Duane's take
Here's what the official marker has to say, and I'll tell it the way it deserves to be told. Back in 1856, somebody decided it was time to organize a Methodist church out in San Saba County. Now, I want you to sit with that for a second — this was 1856, and the area was, by the marker's own reckoning, so wild that when the congregation sent a missionary out to do the Lord's work, they didn't just send him with a Bible and a prayer.
They equipped that man. Fifty dollars for a revolver. A hundred and twenty-five dollars for a horse.
The church wrote those checks — or whatever passed for checks in 1856 — and sent their missionary out armed and mounted into the Texas frontier. That right there tells you everything you need to know about what kind of country this was. The gospel wasn't going to preach itself, and it sure wasn't going to walk.
So the congregation put their money where their faith was, and out he rode. The first frame church went up on this very site in 1882, which was itself no small thing. But the congregation wasn't finished.
Between 1914 and 1919, they built what's standing today, and here's where the story gets its lasting punch — they built it out of San Saba marble. Every wall, every column, the whole structure. And it is said to be the only all-marble Methodist church in the entire United States.

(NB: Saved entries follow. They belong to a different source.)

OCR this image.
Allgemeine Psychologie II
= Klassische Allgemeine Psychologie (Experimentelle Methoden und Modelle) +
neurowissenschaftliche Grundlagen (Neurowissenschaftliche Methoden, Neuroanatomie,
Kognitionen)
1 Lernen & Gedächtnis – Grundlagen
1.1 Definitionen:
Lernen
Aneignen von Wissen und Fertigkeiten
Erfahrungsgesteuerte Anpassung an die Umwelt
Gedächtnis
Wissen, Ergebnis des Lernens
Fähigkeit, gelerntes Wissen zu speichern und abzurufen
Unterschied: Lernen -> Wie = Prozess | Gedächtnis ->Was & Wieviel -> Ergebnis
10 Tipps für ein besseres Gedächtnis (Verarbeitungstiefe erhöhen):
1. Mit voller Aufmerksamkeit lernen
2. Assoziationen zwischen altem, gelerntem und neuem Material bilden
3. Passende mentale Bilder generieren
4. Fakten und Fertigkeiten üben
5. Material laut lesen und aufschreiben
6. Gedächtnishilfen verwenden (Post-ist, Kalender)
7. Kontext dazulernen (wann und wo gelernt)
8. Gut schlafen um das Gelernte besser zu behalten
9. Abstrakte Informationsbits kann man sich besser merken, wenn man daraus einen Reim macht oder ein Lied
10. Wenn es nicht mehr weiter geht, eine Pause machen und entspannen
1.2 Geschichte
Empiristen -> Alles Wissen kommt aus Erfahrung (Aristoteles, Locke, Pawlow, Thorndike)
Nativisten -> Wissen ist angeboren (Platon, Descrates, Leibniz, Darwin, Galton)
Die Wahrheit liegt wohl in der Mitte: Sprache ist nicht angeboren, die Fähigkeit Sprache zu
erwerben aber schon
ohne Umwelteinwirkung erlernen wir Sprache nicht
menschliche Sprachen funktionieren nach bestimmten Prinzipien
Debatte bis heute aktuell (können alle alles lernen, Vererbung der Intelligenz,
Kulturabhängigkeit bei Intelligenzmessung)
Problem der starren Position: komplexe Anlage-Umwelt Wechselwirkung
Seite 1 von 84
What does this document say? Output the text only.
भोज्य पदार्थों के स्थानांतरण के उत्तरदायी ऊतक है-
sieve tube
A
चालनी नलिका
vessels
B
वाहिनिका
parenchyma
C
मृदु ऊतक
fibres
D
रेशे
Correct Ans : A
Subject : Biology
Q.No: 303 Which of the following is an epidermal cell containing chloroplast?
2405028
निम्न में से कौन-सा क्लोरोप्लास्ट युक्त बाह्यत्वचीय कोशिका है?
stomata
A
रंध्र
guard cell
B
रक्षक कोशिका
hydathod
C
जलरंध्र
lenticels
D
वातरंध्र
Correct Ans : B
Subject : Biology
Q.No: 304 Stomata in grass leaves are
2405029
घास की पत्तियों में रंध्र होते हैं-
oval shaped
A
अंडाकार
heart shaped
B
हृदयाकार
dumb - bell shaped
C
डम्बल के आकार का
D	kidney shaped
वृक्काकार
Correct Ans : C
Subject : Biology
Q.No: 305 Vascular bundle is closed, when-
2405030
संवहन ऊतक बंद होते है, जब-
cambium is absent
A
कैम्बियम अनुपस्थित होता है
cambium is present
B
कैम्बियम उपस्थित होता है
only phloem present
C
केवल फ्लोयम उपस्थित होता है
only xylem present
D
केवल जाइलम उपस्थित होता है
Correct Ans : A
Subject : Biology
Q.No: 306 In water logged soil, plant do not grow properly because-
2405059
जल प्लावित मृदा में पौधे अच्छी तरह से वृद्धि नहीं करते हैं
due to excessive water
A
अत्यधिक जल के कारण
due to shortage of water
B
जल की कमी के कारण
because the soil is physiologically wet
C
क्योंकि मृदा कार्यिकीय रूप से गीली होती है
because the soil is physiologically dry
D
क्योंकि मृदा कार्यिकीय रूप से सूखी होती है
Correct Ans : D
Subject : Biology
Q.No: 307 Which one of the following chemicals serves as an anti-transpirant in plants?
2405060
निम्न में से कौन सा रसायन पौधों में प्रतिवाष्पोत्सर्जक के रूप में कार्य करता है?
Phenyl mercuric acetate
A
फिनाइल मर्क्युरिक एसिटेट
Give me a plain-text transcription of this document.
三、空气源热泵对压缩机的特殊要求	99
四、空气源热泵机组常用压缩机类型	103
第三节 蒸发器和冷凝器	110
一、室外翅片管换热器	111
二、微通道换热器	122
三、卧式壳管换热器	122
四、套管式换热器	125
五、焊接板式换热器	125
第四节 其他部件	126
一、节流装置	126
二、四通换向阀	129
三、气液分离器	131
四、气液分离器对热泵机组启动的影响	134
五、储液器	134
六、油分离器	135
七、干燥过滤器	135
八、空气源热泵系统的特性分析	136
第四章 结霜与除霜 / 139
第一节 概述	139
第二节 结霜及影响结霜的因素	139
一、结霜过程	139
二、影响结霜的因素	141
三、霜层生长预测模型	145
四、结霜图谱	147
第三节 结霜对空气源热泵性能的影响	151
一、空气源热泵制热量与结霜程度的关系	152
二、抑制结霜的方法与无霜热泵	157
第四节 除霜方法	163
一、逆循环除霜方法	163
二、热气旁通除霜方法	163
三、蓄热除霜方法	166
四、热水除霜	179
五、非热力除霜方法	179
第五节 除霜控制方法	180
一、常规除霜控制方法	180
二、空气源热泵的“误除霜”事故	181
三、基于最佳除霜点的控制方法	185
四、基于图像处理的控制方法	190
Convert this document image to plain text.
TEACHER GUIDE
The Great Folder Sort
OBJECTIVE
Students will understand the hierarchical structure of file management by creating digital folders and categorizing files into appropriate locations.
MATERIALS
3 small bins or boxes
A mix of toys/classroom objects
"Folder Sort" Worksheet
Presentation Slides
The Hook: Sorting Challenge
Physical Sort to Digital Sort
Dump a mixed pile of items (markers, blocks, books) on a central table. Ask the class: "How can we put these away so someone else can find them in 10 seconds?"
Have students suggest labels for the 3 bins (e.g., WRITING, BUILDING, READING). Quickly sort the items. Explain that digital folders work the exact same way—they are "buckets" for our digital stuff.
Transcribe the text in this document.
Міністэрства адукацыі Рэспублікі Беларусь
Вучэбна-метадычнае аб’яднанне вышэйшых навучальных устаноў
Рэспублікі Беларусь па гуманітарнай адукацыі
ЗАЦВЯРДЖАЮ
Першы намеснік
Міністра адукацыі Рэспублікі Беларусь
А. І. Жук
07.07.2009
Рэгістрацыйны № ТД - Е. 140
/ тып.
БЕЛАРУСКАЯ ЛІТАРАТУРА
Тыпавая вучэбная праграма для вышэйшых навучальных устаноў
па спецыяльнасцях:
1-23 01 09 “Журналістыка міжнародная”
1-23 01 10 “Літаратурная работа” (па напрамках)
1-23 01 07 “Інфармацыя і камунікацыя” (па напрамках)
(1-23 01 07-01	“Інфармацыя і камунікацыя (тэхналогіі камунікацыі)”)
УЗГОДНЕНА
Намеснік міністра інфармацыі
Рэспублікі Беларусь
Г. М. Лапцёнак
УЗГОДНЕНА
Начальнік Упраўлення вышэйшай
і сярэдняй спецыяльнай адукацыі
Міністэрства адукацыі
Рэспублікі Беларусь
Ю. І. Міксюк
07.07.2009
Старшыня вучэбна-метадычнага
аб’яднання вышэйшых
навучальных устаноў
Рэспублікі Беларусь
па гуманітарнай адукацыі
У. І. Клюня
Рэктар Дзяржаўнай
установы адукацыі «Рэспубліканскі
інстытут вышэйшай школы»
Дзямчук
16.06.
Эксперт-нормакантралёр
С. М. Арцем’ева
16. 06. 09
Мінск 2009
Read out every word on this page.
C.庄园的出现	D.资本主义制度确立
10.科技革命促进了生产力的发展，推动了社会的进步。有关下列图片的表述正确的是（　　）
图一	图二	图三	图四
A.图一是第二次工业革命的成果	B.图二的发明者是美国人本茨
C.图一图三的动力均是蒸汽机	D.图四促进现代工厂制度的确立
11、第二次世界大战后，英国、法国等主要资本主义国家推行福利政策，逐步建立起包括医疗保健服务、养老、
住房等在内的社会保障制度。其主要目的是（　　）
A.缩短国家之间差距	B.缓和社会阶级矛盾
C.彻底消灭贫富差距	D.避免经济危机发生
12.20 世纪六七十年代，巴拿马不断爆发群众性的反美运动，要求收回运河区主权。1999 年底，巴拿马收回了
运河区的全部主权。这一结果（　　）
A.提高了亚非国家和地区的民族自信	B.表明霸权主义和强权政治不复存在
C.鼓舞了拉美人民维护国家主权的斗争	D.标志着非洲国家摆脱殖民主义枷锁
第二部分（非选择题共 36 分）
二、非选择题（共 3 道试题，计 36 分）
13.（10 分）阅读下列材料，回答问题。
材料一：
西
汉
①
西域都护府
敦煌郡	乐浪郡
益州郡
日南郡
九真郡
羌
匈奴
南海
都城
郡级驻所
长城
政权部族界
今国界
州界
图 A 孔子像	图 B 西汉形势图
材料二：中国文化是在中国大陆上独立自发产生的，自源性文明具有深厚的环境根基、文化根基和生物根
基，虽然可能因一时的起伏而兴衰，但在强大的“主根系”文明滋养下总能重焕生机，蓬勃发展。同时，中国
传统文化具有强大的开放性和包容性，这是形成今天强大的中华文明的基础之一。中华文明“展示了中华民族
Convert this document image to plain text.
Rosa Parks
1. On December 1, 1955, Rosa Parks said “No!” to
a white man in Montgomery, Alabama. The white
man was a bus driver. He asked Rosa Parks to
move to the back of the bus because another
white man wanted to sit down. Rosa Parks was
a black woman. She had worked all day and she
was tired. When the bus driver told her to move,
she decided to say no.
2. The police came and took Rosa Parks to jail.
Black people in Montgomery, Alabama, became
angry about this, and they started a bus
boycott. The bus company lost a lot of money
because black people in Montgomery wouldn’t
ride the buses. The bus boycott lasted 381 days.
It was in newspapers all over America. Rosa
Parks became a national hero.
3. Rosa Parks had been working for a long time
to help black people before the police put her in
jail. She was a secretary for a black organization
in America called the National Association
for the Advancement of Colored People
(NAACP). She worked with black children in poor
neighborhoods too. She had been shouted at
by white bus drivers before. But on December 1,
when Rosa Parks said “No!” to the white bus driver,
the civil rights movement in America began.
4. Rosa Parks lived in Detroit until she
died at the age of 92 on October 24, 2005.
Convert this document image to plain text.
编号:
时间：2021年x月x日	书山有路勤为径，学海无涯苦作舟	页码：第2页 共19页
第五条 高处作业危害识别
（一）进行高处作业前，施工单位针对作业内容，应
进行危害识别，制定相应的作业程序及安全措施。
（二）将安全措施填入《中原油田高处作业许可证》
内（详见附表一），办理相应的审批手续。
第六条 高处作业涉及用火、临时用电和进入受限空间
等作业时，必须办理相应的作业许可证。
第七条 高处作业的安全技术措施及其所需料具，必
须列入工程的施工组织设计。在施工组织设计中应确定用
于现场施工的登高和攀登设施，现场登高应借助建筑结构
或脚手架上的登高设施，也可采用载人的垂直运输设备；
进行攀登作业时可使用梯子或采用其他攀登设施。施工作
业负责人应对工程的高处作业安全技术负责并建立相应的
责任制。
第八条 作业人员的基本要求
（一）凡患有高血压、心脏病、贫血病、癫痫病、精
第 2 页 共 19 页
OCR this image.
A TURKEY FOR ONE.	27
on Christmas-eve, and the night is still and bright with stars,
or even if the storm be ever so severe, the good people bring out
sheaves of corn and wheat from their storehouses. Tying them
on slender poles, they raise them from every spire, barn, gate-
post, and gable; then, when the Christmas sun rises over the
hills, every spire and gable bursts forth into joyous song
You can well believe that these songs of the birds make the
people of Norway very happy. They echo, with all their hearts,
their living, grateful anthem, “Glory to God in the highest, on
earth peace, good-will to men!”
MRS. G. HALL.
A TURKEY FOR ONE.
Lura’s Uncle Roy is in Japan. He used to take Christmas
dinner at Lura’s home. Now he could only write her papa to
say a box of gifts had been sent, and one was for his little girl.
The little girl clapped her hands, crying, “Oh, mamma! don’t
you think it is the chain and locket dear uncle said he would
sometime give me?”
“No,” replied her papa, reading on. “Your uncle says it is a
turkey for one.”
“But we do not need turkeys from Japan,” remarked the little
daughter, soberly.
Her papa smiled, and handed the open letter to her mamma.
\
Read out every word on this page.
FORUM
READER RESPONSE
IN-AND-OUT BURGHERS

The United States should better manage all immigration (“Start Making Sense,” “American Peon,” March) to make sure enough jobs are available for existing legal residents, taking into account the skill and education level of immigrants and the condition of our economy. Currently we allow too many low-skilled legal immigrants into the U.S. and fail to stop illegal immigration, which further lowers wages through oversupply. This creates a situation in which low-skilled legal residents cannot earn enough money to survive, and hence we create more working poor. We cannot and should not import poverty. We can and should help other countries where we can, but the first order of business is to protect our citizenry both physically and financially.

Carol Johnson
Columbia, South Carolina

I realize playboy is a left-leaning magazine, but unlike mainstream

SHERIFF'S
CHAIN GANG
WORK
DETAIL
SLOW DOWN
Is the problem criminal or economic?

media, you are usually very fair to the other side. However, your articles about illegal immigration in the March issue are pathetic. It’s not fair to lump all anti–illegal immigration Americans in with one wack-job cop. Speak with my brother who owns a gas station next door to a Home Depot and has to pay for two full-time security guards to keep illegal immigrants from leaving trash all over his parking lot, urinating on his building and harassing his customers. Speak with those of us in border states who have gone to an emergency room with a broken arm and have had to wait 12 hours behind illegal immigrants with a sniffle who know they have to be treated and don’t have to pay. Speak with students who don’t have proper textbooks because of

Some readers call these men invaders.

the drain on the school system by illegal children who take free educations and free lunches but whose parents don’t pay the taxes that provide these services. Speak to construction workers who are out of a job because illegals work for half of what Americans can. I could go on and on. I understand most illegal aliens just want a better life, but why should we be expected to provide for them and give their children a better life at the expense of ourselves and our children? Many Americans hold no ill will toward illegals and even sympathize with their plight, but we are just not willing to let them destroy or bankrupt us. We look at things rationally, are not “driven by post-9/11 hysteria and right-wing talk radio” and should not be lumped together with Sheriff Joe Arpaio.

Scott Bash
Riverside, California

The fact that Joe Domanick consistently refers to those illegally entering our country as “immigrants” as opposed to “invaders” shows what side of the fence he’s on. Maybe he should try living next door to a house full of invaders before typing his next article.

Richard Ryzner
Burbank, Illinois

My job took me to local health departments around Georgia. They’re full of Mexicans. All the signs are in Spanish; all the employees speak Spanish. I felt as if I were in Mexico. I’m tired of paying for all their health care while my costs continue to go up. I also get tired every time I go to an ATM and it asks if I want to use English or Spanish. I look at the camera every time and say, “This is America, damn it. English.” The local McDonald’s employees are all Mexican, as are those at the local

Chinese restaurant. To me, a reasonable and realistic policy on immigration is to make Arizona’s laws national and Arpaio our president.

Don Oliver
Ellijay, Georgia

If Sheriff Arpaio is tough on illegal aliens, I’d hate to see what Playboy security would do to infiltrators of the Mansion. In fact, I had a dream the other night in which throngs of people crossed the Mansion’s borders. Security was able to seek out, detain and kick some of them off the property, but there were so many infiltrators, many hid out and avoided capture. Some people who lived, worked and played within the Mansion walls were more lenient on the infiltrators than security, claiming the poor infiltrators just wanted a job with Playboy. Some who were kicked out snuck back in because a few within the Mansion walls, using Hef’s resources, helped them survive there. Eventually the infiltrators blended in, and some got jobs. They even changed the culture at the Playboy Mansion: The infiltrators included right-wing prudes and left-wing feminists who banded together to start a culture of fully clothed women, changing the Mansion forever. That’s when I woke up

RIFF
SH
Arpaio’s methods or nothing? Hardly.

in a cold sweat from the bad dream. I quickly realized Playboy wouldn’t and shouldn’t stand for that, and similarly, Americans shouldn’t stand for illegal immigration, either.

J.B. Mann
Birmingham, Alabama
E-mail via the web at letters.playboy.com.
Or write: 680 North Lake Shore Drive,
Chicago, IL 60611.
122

The only one. Started with a fifty-dollar revolver in wild country, and ended up with something that just might be one of a kind in the whole nation. That's San Saba County for you — it has a way of finishing what it starts.
What the marker says
Organized 1856 in area so wild that church gave missionary a $50 revolver, $125 horse. On this site, first frame church, 1882. Present building, 1914-1919. San Saba marble. Said to be only all-marble Methodist church in U.S.